Burmese junta stalls aid workers
BANGKOK (Nation/Agencies): With the death toll estimated at more than 100,000 and even more people stricken homeless by Cyclone Nargis, survivors still await emergency supplies while the United Nations waits for the military junta in Myanmar to allow international workers to start relief operations.
Aid officials said they are waiting for the military to approve entry visas. “We are in close contact with the government on the response,” said Chris Kaye of the World Food Programme.
The WFP is distributing the 800 metric tons of food stocks it holds in Rangoon, the former capital, Kaye said.
More than one million people may be homeless after Cyclone Nargis hit the country, causing the worst natural disaster in Southeast Asia since the tsunami in 2004 killed more than 220,000 people.
The military rulers are “suspicious of outsiders and very sensitive to foreign influences”, Maureen Aung-Thwin, director of the Burma Project, said in an interview with Bloomberg Television today.
“They admitted to 22,000” people killed, she said. “I believe the figure is higher than that. Somebody said 150,000 and I don’t think that’s untrue.”
The Thai Public Health Ministry is asking the public to donate canned food, drinking water, medicine and other basic necessities to help the Burmese people, said top health official, Dr Prat Boonyawongviroj.
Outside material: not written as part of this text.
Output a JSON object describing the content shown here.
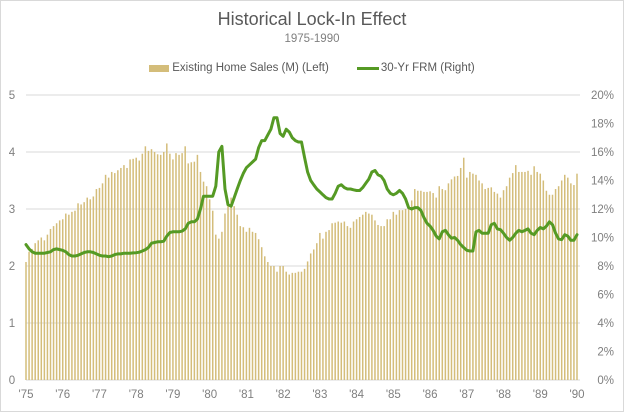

The public can donate supplies at the buildings of the Food and Drug Administration, the Narenthorn Center and the Public Health Ministry.
The Public Health Ministry has allocated 30 tonnes of medicine to be delivered. “All medicines will be sent via the Royal Thai Air Force’s C-130 aircraft,” Dr Prat said. The ministry has sent 20 emergency healthcare teams of doctors, nurses and disease control experts, to help the Health Ministry in Burma.
Dr Prat said there were communication problems with the Burmese government as systems had broken down.
The Save the Children foundation said Burmese authorities had given aid workers no word on when visas would be granted.
The UN said the junta had finally appointed a minister to review visa applications by aid workers, but that no new permits had been issued.